A 40-year-old shop owner, who only wanted to be known as Lee, said many children in his area were caught racing with their friends on these bicycles and some of their parents had even been brought to court.
He said things would quieten down for a while, but a few months later the same children would be seen speeding down the hills again.
“I think the issue really stems from poor supervision by their parents,” he said.
Lee, whose shop is located in Sungai Ara, said he provided modification service but with limits, and all the bicycles he sold were equipped with proper parts and working brakes.
“When children come to my shop without their parents and request for modifications, I would refuse them if I think the modifications make their bicycles unsafe.
“This is where the problem arise as they would then bring their bicycles home and start modifying them on their own or with the help of their friends,” he said.
Lee added that some of the most popular modifications include removing the brakes, lowering the wheel plates and adjusting the seat positions.
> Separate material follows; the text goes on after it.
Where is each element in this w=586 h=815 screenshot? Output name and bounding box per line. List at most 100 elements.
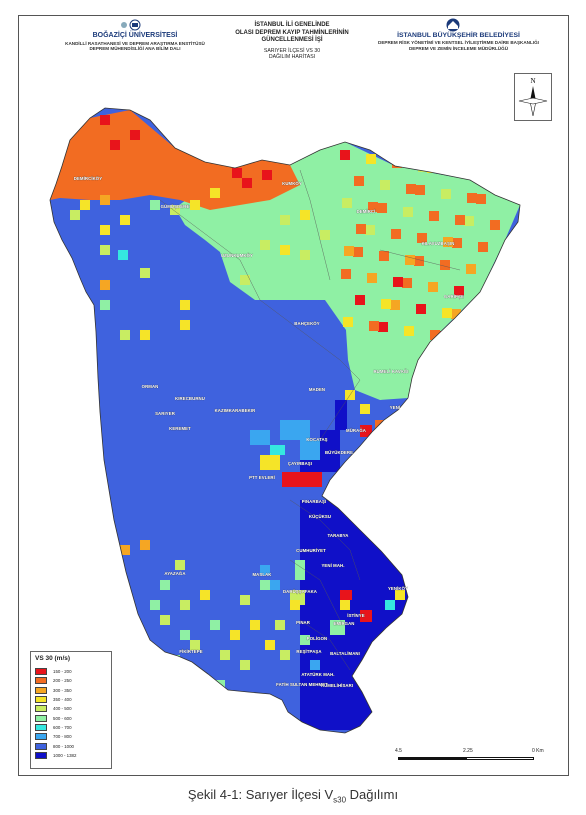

“These modifications make the bicycle very light and close to the ground, allowing them to race downhill at high speed,” he said.
The police have called for new laws against shops or individuals providing modifications to transform bicycles into basikal lajak or mosquito bicycles.
Federal Traffic Investigation and Enforcement Department director Deputy Comm Datuk Azisman Alias said the current laws were not tough enough to deal with the “mat lajak” (youngsters who race or perform stunts on modified bikes) issue.
Daniel Doey, 44, who sells bicycle parts in Terengganu Road, said the call for a new law to act against them was rather irrational.
“This is because most of the kids can still modify or build their own basikal lajak even if shops or individuals are no longer selling or modifying such bicycles.
“If customers buy parts and their kids decide to modify their bicycles using these parts, how are we to know?” he said.